Vince in front of the first stage of the Saturn V rocket. The gigantic first stage was the height of a 10-story building, and when filled with propellant, made up half the weight of the rocket. Its giant 8-layer thick tanks fed fuel and oxidizer to five F-1 rocket engines, which lifted the launcher about 40 miles in less than 3 minutes. The motors of the first stage used paraffin fuel. When mixed with pure oxygen, paraffin explodes, producing enough power to lift the 3,048 ton launch vehicle into the air.
F-1 Rocket engines at the end of the first stage. The most powerful rocket engines ever developed.
End of the first stage. Wow that thing is huge...
The Mercury-Redstone. A one-man spacecraft-booster combination like this one, powered by a single A-7 engine, propelled the first two American astronauts (Alan Shepard & Gus Grissom) into space in 1961. Shepard's spacecraft reached an altitude of 101 nautical miles in a ballistic arc above the Earth. The flight lasted about 15 minutes, and Shepard was weightless for over 5. The vehicle reached a velocity of 5,000 miles per hour and landed 236 miles downrange. At liftoff the vehicle weighed about 66,000 pounds. Propellands were ethyl alcohol and water, and liquid oxygen.

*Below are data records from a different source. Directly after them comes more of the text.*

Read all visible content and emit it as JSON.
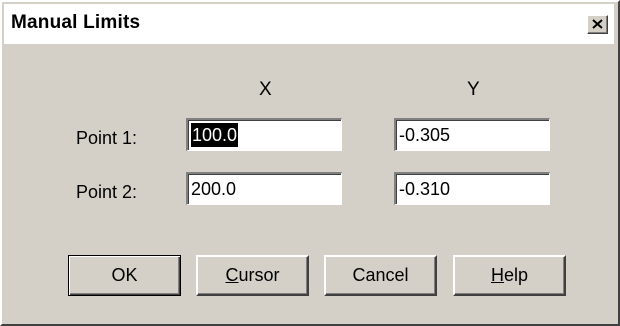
{
  "window": {
    "title": "Manual Limits"
  },
  "columns": {
    "x_header": "X",
    "y_header": "Y"
  },
  "points": [
    {
      "label": "Point 1:",
      "x": "100.0",
      "y": "-0.305"
    },
    {
      "label": "Point 2:",
      "x": "200.0",
      "y": "-0.310"
    }
  ],
  "buttons": {
    "ok": "OK",
    "cursor_mnemonic": "C",
    "cursor_rest": "ursor",
    "cancel": "Cancel",
    "help_mnemonic": "H",
    "help_rest": "elp"
  },
  "icons": {
    "close": "close-icon"
  },
  "colors": {
    "face": "#d4d0c8",
    "titlebar": "#ffffff",
    "selection": "#000000"
  }
}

The Little Joe II launch vehicle was used for Apollo spacecraft transonic and high-altitude testing at White Sands Test Facility (NM) during 1964-66, and represented an important milestone. It was powered by a variety of solid propellant rocket motors. In May 1965, this Command Module (CM) boilerplate (BP22) and Launch Escape System (LES) were launched atop Little Joe II like this one for a high-altitude abort test. Twenty-five seconds after liftoff the Little Joe unexpectedly began to break up and destroyed itself at 14,000 feet. The LES sensed the malfunction and fired, boosting this CM to 19,000 feet and away from danger, and the parachute system lowered the boilerplate to the desert below. Though unplanned, this emergency demonstrated successfully what the LES was designed to do. During the actual launch of the three-man Apollo CM, the LES was designed to propel the spacecraft and its crew to safety in the event of a Saturn launch vehicle failure on the pad or during powered flight.